The G7 nations’ plan of persuading India to start negotiations on a Just Energy Transition Partnership (JETP), an initiative of the rich nations to accelerate phasing out of coal and reducing emissions has hit a road-block. JETP makes various funding options available for this purpose in identified developing countries.
The Power Ministry has refused to give its consent to the negotiations so far, as it argues that coal cannot be singled out as a polluting fuel, and energy transition talks need to take place on equal terms, an official told businessline.
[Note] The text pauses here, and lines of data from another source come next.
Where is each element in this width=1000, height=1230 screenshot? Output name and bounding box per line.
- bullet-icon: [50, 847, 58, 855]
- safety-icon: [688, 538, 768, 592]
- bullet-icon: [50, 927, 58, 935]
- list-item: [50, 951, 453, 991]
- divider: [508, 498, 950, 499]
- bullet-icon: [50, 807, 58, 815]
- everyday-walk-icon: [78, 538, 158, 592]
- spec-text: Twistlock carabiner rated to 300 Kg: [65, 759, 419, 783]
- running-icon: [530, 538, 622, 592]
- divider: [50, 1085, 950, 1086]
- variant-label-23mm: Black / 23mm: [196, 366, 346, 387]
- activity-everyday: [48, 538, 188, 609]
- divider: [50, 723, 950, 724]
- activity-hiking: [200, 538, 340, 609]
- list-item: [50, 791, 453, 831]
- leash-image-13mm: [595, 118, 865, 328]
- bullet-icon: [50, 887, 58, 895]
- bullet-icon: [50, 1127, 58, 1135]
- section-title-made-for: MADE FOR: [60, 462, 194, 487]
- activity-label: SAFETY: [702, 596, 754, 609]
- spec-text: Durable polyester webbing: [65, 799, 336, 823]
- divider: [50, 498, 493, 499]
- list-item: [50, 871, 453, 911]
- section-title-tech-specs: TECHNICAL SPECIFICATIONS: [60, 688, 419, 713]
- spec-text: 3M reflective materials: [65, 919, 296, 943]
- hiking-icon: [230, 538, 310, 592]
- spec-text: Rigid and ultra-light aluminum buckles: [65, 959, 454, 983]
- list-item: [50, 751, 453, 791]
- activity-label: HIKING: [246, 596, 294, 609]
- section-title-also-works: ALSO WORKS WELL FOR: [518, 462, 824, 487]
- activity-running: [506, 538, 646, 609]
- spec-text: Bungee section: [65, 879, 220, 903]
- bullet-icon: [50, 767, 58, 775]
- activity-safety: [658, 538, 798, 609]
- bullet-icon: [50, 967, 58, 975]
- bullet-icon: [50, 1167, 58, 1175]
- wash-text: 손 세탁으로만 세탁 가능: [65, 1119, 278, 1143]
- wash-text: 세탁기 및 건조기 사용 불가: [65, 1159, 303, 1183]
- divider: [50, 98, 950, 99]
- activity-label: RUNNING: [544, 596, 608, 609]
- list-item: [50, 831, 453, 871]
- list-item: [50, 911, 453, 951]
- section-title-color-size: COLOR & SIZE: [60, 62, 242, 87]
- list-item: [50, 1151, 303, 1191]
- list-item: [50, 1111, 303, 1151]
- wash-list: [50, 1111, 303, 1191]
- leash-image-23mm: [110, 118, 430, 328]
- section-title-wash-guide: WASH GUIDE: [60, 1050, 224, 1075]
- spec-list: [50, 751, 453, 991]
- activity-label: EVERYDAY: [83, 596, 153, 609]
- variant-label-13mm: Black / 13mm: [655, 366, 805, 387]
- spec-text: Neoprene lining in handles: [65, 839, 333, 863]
“While it was decided at the G7 meet in June to move forward in negotiations with Indonesia, India, Senegal and Vietnam on JETPs, New Delhi has not been able to give a go-ahead mainly because of the Power Ministry’s opposition,” another source said. Approvals from other ministries concerned, such as Environment, may not be as difficult to get, he added.
South Africa model
The JETP model is expected to be on the lines of the JETP programme already launched with South Africa at the UN Climate Change Conference in Glasgow (COP26) last year. The countries announced a shared long-term ambition to support South Africa’s decarbonisation efforts to help meet its emission reduction targets set out in its latest Nationally Determined Contributions (NDC), the source said.
The G7 which includes France, Germany, the UK, the US and the EU, proposed financing of $8.5 billion for South Africa through various instruments such as grants, concessional loans and investments, and risk-sharing instruments, including involving the private sector.
“The JETP model to be followed with India and other identified developing countries is likely to be based on the South Africa model but all details including decarbonisation process and funding have to be subject to negotiations,” the source said.
If the Power Ministry continues to resist, India could still get into the negotiations if the PMO decides to intervene, like it did during COP26 when India finally agreed to setting a target for reaching net zero emissions by 2070, the source added. But, the Ministry is determined to put up a fight as long as the agreement remains unequal, said the official.
“If any country wants to get into an agreement on discussing energy transition, then it has to be for discussing the transition of both the signatory countries. We should not give a right to any country to come and review our energy transition action, or to discuss the action we are taking,” he said.
Besides, you cannot single out coal, the official added. “We have coal, so we use coal. Countries that have natural gas, burn natural gas. Similarly, countries which have shale, use shale. All these fuels emit carbon dioxide when burnt. So, the discussion has to be not only on coal but on all fossil fuels, including gas and shale,” he said.
According to India’s updated NDC, it stands committed to reduce emission intensity of its GDP by 45 per cent by 2030, from 2005 level and achieve about 50 per cent cumulative electric power installed capacity from non-fossil fuel-based energy resources by 2030.